Abstract
Duchenne muscular dystrophy (DMD) is a severe muscle disorder characterised by mutations in the DMD gene. Recently, we have completed a phase I study in Japan based on systemic administration of the morpholino antisense that is amenable to exon-53 skipping, successfully. However, to achieve the effective treatment of DMD, in vitro assays on patient muscle cells to screen drugs and patient eligibility before clinical trials are indispensable. Here, we report a novel MYOD1-converted, urine-derived cells (UDCs) as a novel DMD muscle cell model. We discovered that 3-deazaneplanocin A hydrochloride, a histone methyltransferase inhibitor, could significantly promote MYOGENIN expression and myotube differentiation. We also demonstrated that our system, based on UDCs from DMD patients, could be used successfully to evaluate exon-skipping drugs targeting DMD exons including 44, 50, 51, and 55. This new autologous UDC-based disease modelling could lead to the application of precision medicine for various muscle diseases.
Highlights
Duchenne muscular dystrophy (DMD) is a severe muscle disorder characterised by mutations in the DMD gene
AQP1, specific for renal proximal tubular cells, was expressed only in partially needle-shaped urine-derived cells (UDCs). These mRNA expression patterns suggest that UDCs with high proliferative ability originated from the renal epithelial or uroepithelial cells including renal proximal tubular cells, which is consistent with earlier studies[6,7,14,15]

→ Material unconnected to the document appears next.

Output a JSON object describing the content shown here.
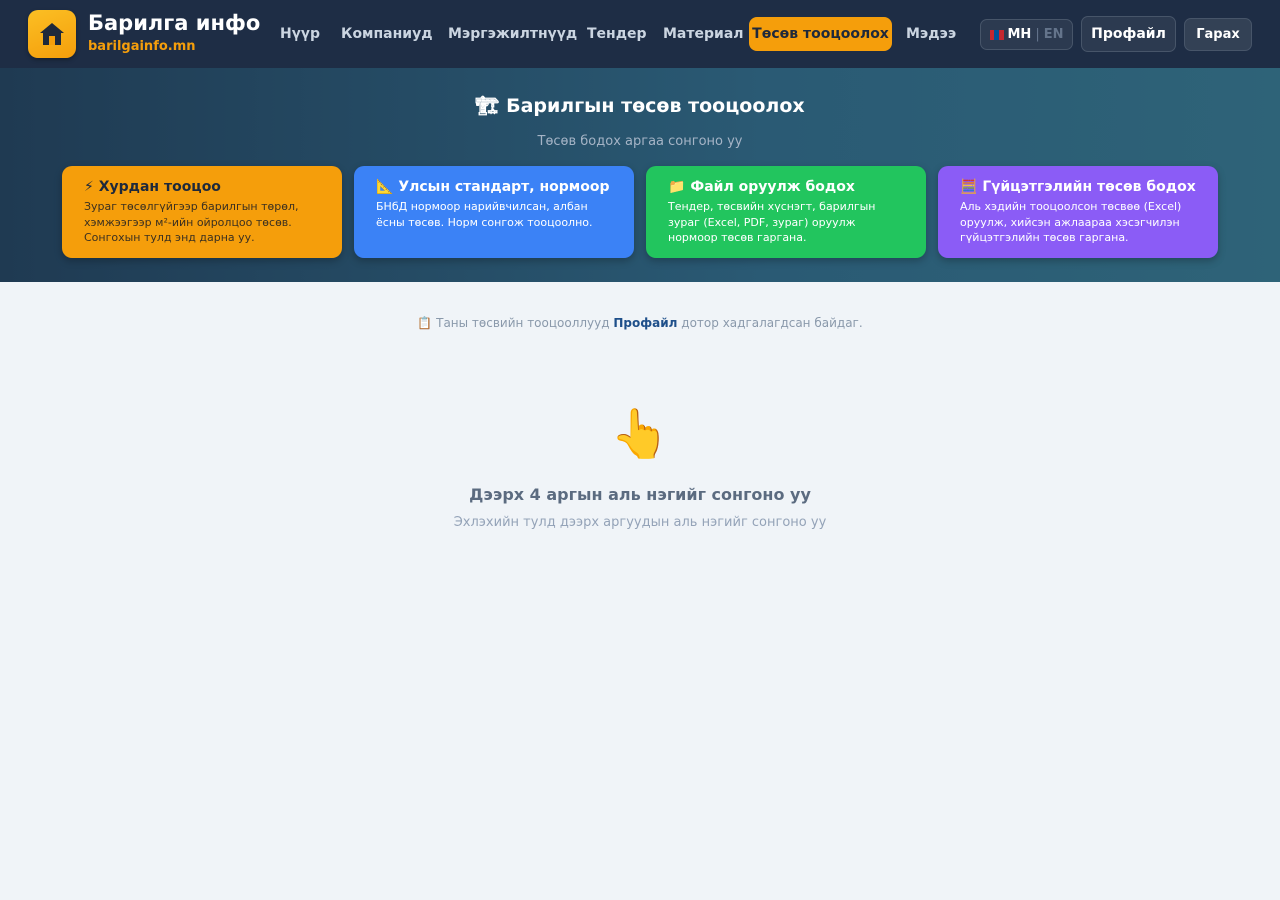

We discovered that an epigenetic modification using deazaneplanocin A hydrochloride (DZNep) could significantly promote the cell lineage conversion of UDCs into myotubes
Summary
Duchenne muscular dystrophy (DMD) is a severe muscle disorder characterised by mutations in the DMD gene. Antoury et al reported that using mRNA isolated from DMD patient urine, they could successfully detect exon deletions in the DMD gene and confirmed exon-skipping activity after treatment with eteplirsen, an ASO that was granted accelerated approval by the U.S Food and Drug Administration in September of 20164. Their findings of ASO-dependent exon-skipping activity in urine provides the first non-invasive evaluation of ASO efficacy during a clinical trial. Kim et al demonstrated the direct-reprogramming of UDCs derived from limb-girdle muscular dystrophy and DMD patients to myogenic cells expressing MYOD1 using a lentiviral vector.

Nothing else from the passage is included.